Republished with permission by Knowhere News
Facebook has built a physical “war room” in its California headquarters in an attempt to avoid repeating some of the mistakes made during the 2016 US presidential election.
Facebook on Wednesday invited reporters on a tour of the large conference room where dozens of employees monitor events from the social network around the clock, briefing visitors on its latest efforts to uncover nefarious uses of the platform during election season. All said, representatives from around 20 teams are in war room, representing 20,000 workers who work on safety and security.
“We know when it comes to an elections, every moment counts,” said Samidh Chakrabarti, the firm’s head of civic engagement, who is overseeing the war room. “So if there are late-breaking issues we see on the platform, we need to be able to detect and respond to them in real time, as quickly as possible.”

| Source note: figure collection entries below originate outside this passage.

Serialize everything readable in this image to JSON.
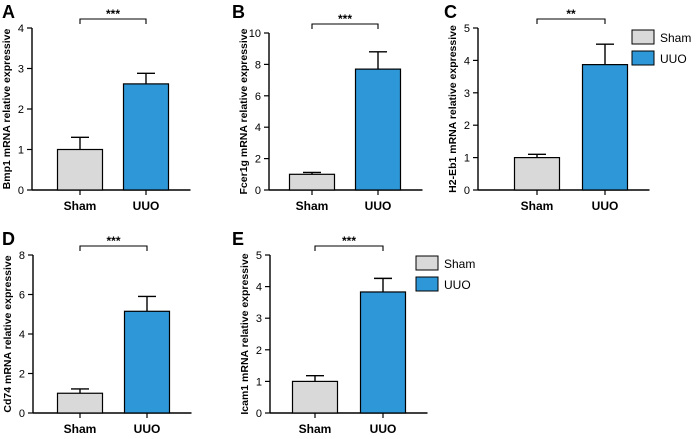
{
  "legend": [
    {
      "name": "Sham",
      "color": "#d9d9d9"
    },
    {
      "name": "UUO",
      "color": "#2e97d8"
    }
  ],
  "chart_data": [
    {
      "type": "bar",
      "panel": "A",
      "categories": [
        "Sham",
        "UUO"
      ],
      "values": [
        1.0,
        2.62
      ],
      "errors": [
        0.3,
        0.26
      ],
      "ylabel": "Bmp1 mRNA relative expressive",
      "ylim": [
        0,
        4
      ],
      "yticks": [
        0,
        1,
        2,
        3,
        4
      ],
      "significance": "***",
      "colors": [
        "#d9d9d9",
        "#2e97d8"
      ]
    },
    {
      "type": "bar",
      "panel": "B",
      "categories": [
        "Sham",
        "UUO"
      ],
      "values": [
        1.0,
        7.7
      ],
      "errors": [
        0.12,
        1.1
      ],
      "ylabel": "Fcer1g mRNA relative expressive",
      "ylim": [
        0,
        10
      ],
      "yticks": [
        0,
        2,
        4,
        6,
        8,
        10
      ],
      "significance": "***",
      "colors": [
        "#d9d9d9",
        "#2e97d8"
      ]
    },
    {
      "type": "bar",
      "panel": "C",
      "categories": [
        "Sham",
        "UUO"
      ],
      "values": [
        1.0,
        3.87
      ],
      "errors": [
        0.1,
        0.63
      ],
      "ylabel": "H2-Eb1 mRNA relative expressive",
      "ylim": [
        0,
        5
      ],
      "yticks": [
        0,
        1,
        2,
        3,
        4,
        5
      ],
      "significance": "**",
      "colors": [
        "#d9d9d9",
        "#2e97d8"
      ]
    },
    {
      "type": "bar",
      "panel": "D",
      "categories": [
        "Sham",
        "UUO"
      ],
      "values": [
        1.0,
        5.15
      ],
      "errors": [
        0.22,
        0.75
      ],
      "ylabel": "Cd74 mRNA relative expressive",
      "ylim": [
        0,
        8
      ],
      "yticks": [
        0,
        2,
        4,
        6,
        8
      ],
      "significance": "***",
      "colors": [
        "#d9d9d9",
        "#2e97d8"
      ]
    },
    {
      "type": "bar",
      "panel": "E",
      "categories": [
        "Sham",
        "UUO"
      ],
      "values": [
        1.0,
        3.83
      ],
      "errors": [
        0.18,
        0.43
      ],
      "ylabel": "Icam1 mRNA relative expressive",
      "ylim": [
        0,
        5
      ],
      "yticks": [
        0,
        1,
        2,
        3,
        4,
        5
      ],
      "significance": "***",
      "colors": [
        "#d9d9d9",
        "#2e97d8"
      ]
    }
  ]
}
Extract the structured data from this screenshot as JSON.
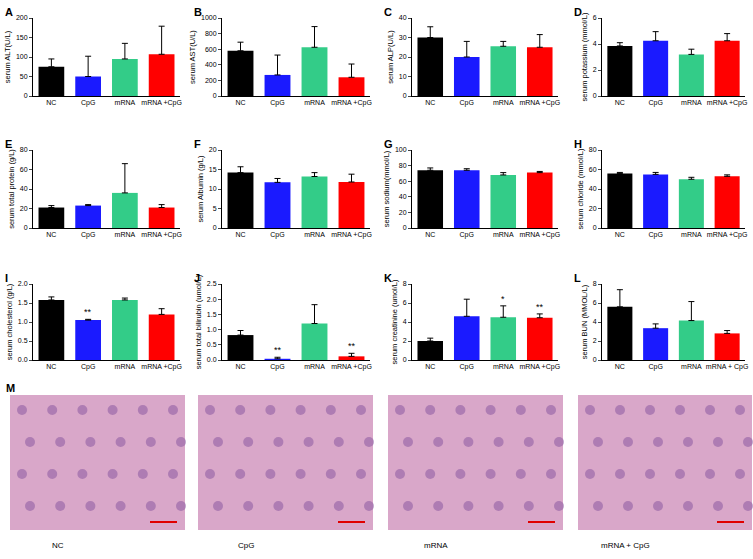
{
  "chart_data": [
    {
      "type": "bar",
      "label": "A",
      "y_label": "serum ALT(U/L)",
      "categories": [
        "NC",
        "CpG",
        "mRNA",
        "mRNA +CpG"
      ],
      "values": [
        75,
        50,
        95,
        107
      ],
      "errors": [
        20,
        52,
        40,
        72
      ],
      "significance": [
        null,
        null,
        null,
        null
      ],
      "colors": [
        "#000000",
        "#1a1aff",
        "#33cc88",
        "#ff0000"
      ],
      "ylim": [
        0,
        200
      ],
      "yticks": [
        0,
        50,
        100,
        150,
        200
      ]
    },
    {
      "type": "bar",
      "label": "B",
      "y_label": "serum AST(U/L)",
      "categories": [
        "NC",
        "CpG",
        "mRNA",
        "mRNA +CpG"
      ],
      "values": [
        580,
        270,
        625,
        240
      ],
      "errors": [
        110,
        255,
        265,
        170
      ],
      "significance": [
        null,
        null,
        null,
        null
      ],
      "colors": [
        "#000000",
        "#1a1aff",
        "#33cc88",
        "#ff0000"
      ],
      "ylim": [
        0,
        1000
      ],
      "yticks": [
        0,
        200,
        400,
        600,
        800,
        1000
      ]
    },
    {
      "type": "bar",
      "label": "C",
      "y_label": "serum ALP(U/L)",
      "categories": [
        "NC",
        "CpG",
        "mRNA",
        "mRNA +CpG"
      ],
      "values": [
        30,
        20,
        25.5,
        25
      ],
      "errors": [
        5.5,
        8,
        2.5,
        6.5
      ],
      "significance": [
        null,
        null,
        null,
        null
      ],
      "colors": [
        "#000000",
        "#1a1aff",
        "#33cc88",
        "#ff0000"
      ],
      "ylim": [
        0,
        40
      ],
      "yticks": [
        0,
        10,
        20,
        30,
        40
      ]
    },
    {
      "type": "bar",
      "label": "D",
      "y_label": "serum potassium (mmol/L)",
      "categories": [
        "NC",
        "CpG",
        "mRNA",
        "mRNA +CpG"
      ],
      "values": [
        3.85,
        4.25,
        3.2,
        4.25
      ],
      "errors": [
        0.25,
        0.7,
        0.4,
        0.55
      ],
      "significance": [
        null,
        null,
        null,
        null
      ],
      "colors": [
        "#000000",
        "#1a1aff",
        "#33cc88",
        "#ff0000"
      ],
      "ylim": [
        0,
        6
      ],
      "yticks": [
        0,
        2,
        4,
        6
      ]
    },
    {
      "type": "bar",
      "label": "E",
      "y_label": "serum total protein (g/L)",
      "categories": [
        "NC",
        "CpG",
        "mRNA",
        "mRNA +CpG"
      ],
      "values": [
        21,
        23,
        36,
        21
      ],
      "errors": [
        2,
        1,
        30,
        3
      ],
      "significance": [
        null,
        null,
        null,
        null
      ],
      "colors": [
        "#000000",
        "#1a1aff",
        "#33cc88",
        "#ff0000"
      ],
      "ylim": [
        0,
        80
      ],
      "yticks": [
        0,
        20,
        40,
        60,
        80
      ]
    },
    {
      "type": "bar",
      "label": "F",
      "y_label": "serum Albumin (g/L)",
      "categories": [
        "NC",
        "CpG",
        "mRNA",
        "mRNA +CpG"
      ],
      "values": [
        14.2,
        11.7,
        13.2,
        11.8
      ],
      "errors": [
        1.5,
        1,
        1,
        2
      ],
      "significance": [
        null,
        null,
        null,
        null
      ],
      "colors": [
        "#000000",
        "#1a1aff",
        "#33cc88",
        "#ff0000"
      ],
      "ylim": [
        0,
        20
      ],
      "yticks": [
        0,
        5,
        10,
        15,
        20
      ]
    },
    {
      "type": "bar",
      "label": "G",
      "y_label": "serum sodium(mmol/L)",
      "categories": [
        "NC",
        "CpG",
        "mRNA",
        "mRNA +CpG"
      ],
      "values": [
        74,
        74,
        68,
        71
      ],
      "errors": [
        3,
        2,
        3,
        1.5
      ],
      "significance": [
        null,
        null,
        null,
        null
      ],
      "colors": [
        "#000000",
        "#1a1aff",
        "#33cc88",
        "#ff0000"
      ],
      "ylim": [
        0,
        100
      ],
      "yticks": [
        0,
        20,
        40,
        60,
        80,
        100
      ]
    },
    {
      "type": "bar",
      "label": "H",
      "y_label": "serum chloride (mmol/L)",
      "categories": [
        "NC",
        "CpG",
        "mRNA",
        "mRNA +CpG"
      ],
      "values": [
        56,
        55,
        50,
        53
      ],
      "errors": [
        1,
        2,
        2,
        1.5
      ],
      "significance": [
        null,
        null,
        null,
        null
      ],
      "colors": [
        "#000000",
        "#1a1aff",
        "#33cc88",
        "#ff0000"
      ],
      "ylim": [
        0,
        80
      ],
      "yticks": [
        0,
        20,
        40,
        60,
        80
      ]
    },
    {
      "type": "bar",
      "label": "I",
      "y_label": "serum cholesterol (g/L)",
      "categories": [
        "NC",
        "CpG",
        "mRNA",
        "mRNA +CpG"
      ],
      "values": [
        1.58,
        1.05,
        1.58,
        1.2
      ],
      "errors": [
        0.08,
        0.02,
        0.05,
        0.15
      ],
      "significance": [
        null,
        "**",
        null,
        null
      ],
      "colors": [
        "#000000",
        "#1a1aff",
        "#33cc88",
        "#ff0000"
      ],
      "ylim": [
        0,
        2
      ],
      "yticks": [
        {
          "value": 0,
          "label": "0.0"
        },
        {
          "value": 0.5,
          "label": "0.5"
        },
        {
          "value": 1,
          "label": "1.0"
        },
        {
          "value": 1.5,
          "label": "1.5"
        },
        {
          "value": 2,
          "label": "2.0"
        }
      ]
    },
    {
      "type": "bar",
      "label": "J",
      "y_label": "serum total bilirubin (umol/L)",
      "categories": [
        "NC",
        "CpG",
        "mRNA",
        "mRNA +CpG"
      ],
      "values": [
        0.82,
        0.04,
        1.2,
        0.12
      ],
      "errors": [
        0.15,
        0.05,
        0.62,
        0.1
      ],
      "significance": [
        null,
        "**",
        null,
        "**"
      ],
      "colors": [
        "#000000",
        "#1a1aff",
        "#33cc88",
        "#ff0000"
      ],
      "ylim": [
        0,
        2.5
      ],
      "yticks": [
        {
          "value": 0,
          "label": "0.0"
        },
        {
          "value": 0.5,
          "label": "0.5"
        },
        {
          "value": 1,
          "label": "1.0"
        },
        {
          "value": 1.5,
          "label": "1.5"
        },
        {
          "value": 2,
          "label": "2.0"
        },
        2.5
      ]
    },
    {
      "type": "bar",
      "label": "K",
      "y_label": "serum creatinine (umol/L)",
      "categories": [
        "NC",
        "CpG",
        "mRNA",
        "mRNA +CpG"
      ],
      "values": [
        2.0,
        4.6,
        4.5,
        4.45
      ],
      "errors": [
        0.3,
        1.8,
        1.2,
        0.4
      ],
      "significance": [
        null,
        null,
        "*",
        "**"
      ],
      "colors": [
        "#000000",
        "#1a1aff",
        "#33cc88",
        "#ff0000"
      ],
      "ylim": [
        0,
        8
      ],
      "yticks": [
        0,
        2,
        4,
        6,
        8
      ]
    },
    {
      "type": "bar",
      "label": "L",
      "y_label": "serum BUN (MMOL/L)",
      "categories": [
        "NC",
        "CpG",
        "mRNA",
        "mRNA + CpG"
      ],
      "values": [
        5.6,
        3.35,
        4.15,
        2.8
      ],
      "errors": [
        1.8,
        0.45,
        2.0,
        0.3
      ],
      "significance": [
        null,
        null,
        null,
        null
      ],
      "colors": [
        "#000000",
        "#1a1aff",
        "#33cc88",
        "#ff0000"
      ],
      "ylim": [
        0,
        8
      ],
      "yticks": [
        0,
        2,
        4,
        6,
        8
      ]
    }
  ],
  "image_panel": {
    "label": "M",
    "images": [
      "NC",
      "CpG",
      "mRNA",
      "mRNA + CpG"
    ]
  }
}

Chakrabarti said war room workers track data such as the amount of foreign political content and users’ reports of voter suppression. They also monitor other social media sites, such as Twitter and Reddit, while keeping up with other Facebook employees.
The human and computerized efforts to fight bad information are complementary, according to Chakrabarti: “If an anomaly is detected in an automated way, then a data scientist will investigate, will see if there is really a problem.”
During the 2016 US presidential election, Russian government agents and for-profit fake news outlets filled the social network with divisive propaganda around hot-button issues. Now Facebook is hoping to avoid a repeat in the coming US midterms as well as in elections around the world.
Nathaniel Gleicher, head of cybersecurity at Facebook, says the company’s goal is to ensure that the election is fair and that “debate around the election be authentic … The biggest concern is any type of effort to manipulate that.”
Ahead of the Brazilian presidential election this month, the company identified efforts to suppress voter turnout but was able to stop them quickly, thanks in part to having so many teams in a single room.
“Content that was telling people that due to protests, that the election would be delayed a day,” says Chakrabarti. “This was not true, completely false. So we were able to detect that using AI and machine learning. The War Room was alerted to it.”